Kumasi, Sept 26, GNA - Retailers of British American Tobacco (BAT) cigarettes have called on the government to reduce the excessive excise duty on cigarettes produced by the company to enable them break even in the trade.
They contend that the constant increases in the prices of BAT's brands have led to consumers patronizing uncustomed imported cigarettes because of the liberal terms they enjoy from the suppliers.
Making their views known at a forum in Kumasi at the instance of the Customs, Excise and Preventive Service (CEPS), Mr Osei Agyemang, Chairman of the Kumasi Cigarettes Retailers Association, said sometime ago when BAT agreed to give them three percent of the sales they made, smuggling of cigarettes reduced considerably.
Mr Agyemang said BAT later abrogated the agreement and introduced a new concept which drastically reduced their percentage earnings, adding that they had no option but to go back to accept foreign cigarettes for sale in order to survive.

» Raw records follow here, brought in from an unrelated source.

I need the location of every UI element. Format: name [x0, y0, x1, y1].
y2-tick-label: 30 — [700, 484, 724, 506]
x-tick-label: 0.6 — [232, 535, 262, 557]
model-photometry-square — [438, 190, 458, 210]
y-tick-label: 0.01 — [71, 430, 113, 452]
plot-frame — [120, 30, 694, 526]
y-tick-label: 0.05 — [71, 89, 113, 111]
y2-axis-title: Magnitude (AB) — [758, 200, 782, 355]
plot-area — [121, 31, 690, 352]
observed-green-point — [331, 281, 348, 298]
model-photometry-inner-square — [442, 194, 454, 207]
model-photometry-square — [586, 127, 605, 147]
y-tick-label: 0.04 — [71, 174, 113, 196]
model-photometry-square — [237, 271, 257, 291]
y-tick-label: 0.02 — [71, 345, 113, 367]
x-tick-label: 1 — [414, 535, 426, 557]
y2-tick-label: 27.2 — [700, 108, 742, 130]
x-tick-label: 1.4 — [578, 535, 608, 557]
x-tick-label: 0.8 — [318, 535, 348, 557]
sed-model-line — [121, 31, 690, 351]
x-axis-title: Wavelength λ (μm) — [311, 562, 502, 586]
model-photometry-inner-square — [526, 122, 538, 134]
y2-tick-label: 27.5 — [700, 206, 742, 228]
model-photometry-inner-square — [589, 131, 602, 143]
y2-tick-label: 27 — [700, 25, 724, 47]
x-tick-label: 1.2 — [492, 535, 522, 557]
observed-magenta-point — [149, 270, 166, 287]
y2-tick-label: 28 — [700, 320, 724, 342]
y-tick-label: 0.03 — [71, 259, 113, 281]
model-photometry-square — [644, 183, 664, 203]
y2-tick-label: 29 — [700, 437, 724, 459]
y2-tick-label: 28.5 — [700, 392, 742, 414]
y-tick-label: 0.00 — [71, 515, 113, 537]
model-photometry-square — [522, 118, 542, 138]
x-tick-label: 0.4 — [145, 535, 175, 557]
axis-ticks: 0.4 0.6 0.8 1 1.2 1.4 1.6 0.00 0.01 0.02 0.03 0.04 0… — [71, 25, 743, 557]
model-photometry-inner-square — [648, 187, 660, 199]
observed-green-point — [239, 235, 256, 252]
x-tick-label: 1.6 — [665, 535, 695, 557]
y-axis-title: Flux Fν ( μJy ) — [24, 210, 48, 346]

Mr Christian Opare-Larbi, Area Sales Manager of BAT, said the company was paying as much as 140 percent as excise duty besides income tax and other levies and that all this contributed to high production cost as against the cost of smuggled cigarettes, which did not attract any duty or tax.
He said BAT is wholly Ghanaian and called for co-operation from the retailers to enable the company stay in business. Mr Opare-Larbi assured the retailers that he would convey their sentiments to the "appropriate quarters". He also informed them of the company's preparedness to offer them credit facilities if they could produce some form of collateral.
Mr C.K.D. Mensah, CEPS Sector Commander, called for constant dialogue and networking between BAT, retailers and CEPS so as to check the inflow of uncustomed foreign cigarettes into the country.